Consumers have little information to guide their decisions on narrow networks, which have gained popularity under the Patient Protection and Affordable Act to contain costs, according to a report from the Robert Wood Johnson Foundation and the University of Pennsylvania's Leonard Davis Institute of Health Economics.

These plans, which include less than a quarter of area physicians, could be measured in a more meaningful way so consumers can make more informed decisions, according to the report. To examine if this was possible, researchers looked at the 2014 list of 1,065 silver plans sold in the PPACA marketplaces and identified 395 unique provider networks issued by 268 payers. Silver plans are considered the standard plan in the marketplaces, provide an average cost sharing value of 70 percent and can be paired with tax credits and cost sharing reduction subsidies. They used provider directories, the National Provider Identifier and the SK&A physician dataset to analyze the networks.

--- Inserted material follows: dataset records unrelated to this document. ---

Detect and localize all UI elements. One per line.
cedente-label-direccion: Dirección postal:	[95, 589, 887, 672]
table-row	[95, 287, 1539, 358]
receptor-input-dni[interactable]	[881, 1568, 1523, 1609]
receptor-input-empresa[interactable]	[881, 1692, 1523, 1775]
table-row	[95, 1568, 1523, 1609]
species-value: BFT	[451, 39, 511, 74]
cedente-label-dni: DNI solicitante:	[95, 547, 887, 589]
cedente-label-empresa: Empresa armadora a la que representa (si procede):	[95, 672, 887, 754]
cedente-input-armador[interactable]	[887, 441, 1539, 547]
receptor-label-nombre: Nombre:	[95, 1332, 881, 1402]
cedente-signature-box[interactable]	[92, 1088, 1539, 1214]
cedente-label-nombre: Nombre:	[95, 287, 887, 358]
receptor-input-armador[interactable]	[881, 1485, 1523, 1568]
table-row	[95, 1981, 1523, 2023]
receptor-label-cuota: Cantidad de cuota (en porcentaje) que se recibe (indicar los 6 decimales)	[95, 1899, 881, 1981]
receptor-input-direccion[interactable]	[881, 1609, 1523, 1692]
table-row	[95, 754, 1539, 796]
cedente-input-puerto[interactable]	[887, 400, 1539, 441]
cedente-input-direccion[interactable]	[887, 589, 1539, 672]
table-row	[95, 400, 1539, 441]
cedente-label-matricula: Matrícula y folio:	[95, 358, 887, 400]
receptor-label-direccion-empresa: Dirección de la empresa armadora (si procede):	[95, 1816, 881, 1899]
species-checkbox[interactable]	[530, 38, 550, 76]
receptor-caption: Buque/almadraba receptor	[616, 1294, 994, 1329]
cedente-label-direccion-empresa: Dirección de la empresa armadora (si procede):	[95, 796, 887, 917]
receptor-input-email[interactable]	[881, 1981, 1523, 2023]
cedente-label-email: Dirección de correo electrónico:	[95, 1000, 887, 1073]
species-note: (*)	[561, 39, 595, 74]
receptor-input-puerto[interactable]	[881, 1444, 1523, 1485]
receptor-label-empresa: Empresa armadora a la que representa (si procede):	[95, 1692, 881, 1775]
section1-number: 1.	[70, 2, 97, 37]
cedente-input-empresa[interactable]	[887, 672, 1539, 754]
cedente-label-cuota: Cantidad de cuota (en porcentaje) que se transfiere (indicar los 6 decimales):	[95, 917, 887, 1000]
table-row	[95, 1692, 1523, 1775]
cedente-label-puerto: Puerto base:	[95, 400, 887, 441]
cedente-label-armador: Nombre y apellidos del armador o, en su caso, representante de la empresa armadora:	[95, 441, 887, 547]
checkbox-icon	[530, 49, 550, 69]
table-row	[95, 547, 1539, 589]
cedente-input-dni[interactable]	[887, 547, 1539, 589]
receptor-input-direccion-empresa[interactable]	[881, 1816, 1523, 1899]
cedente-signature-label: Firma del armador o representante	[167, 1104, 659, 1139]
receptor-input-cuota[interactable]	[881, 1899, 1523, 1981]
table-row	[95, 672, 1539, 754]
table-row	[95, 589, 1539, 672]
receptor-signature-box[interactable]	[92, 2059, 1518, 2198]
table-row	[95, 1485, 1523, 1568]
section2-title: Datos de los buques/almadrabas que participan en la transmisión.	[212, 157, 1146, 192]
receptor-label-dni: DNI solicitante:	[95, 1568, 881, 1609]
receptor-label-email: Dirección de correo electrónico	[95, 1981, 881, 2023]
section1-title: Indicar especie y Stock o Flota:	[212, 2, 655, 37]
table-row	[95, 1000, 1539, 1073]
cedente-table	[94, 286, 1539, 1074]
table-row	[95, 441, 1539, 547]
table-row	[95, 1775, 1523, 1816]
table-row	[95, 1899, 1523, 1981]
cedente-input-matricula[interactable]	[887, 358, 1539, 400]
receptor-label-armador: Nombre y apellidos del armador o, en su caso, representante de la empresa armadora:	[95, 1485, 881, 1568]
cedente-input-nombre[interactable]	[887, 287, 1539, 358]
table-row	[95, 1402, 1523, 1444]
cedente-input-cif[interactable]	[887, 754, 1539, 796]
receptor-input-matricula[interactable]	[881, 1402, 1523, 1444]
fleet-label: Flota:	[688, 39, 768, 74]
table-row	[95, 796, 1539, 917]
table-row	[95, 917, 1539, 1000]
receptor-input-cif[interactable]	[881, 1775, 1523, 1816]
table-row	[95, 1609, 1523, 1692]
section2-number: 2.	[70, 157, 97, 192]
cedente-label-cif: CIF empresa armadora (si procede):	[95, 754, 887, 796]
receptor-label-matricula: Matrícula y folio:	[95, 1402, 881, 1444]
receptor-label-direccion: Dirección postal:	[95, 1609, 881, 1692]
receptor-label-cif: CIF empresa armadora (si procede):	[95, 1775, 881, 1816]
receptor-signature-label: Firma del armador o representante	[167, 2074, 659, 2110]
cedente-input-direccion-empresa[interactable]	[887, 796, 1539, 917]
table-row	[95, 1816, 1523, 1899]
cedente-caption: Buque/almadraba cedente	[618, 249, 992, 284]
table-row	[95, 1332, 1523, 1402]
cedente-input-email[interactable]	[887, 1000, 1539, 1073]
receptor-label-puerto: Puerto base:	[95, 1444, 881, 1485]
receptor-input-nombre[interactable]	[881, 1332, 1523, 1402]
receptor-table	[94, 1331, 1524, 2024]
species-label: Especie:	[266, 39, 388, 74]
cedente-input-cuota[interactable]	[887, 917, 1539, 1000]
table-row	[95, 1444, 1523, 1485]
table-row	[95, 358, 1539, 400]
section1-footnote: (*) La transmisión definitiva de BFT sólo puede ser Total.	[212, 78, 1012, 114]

Based on the findings in the report, researchers suggested insurance networks be categorized into "T-shirt" sizes to make network information more relevant to consumers, regulators and policymakers. Sizes are as follows: x-small (less than 10 percent of area physicians that participate in the network), small (10 percent to 25 percent), medium (25 percent to 40 percent), large (40 percent to 60 percent) and x-large (more than 60 percent).

Here are nine key findings from the report.

  • 41 percent of networks are x-small or small.
  • 48 percent of networks are medium or large.
  • 11 percent of networks are x-large.
  • 37 percent of plans on the marketplace are PPOs.
  • 43 percent are HMOs.
  • 55 percent of HMOs have x-small or small networks.
  • 25 percent of PPOs have x-small or small networks.
  • 36 percent of primary care physician networks are x-small or small.
  • 59 percent of oncology networks are x-small or small.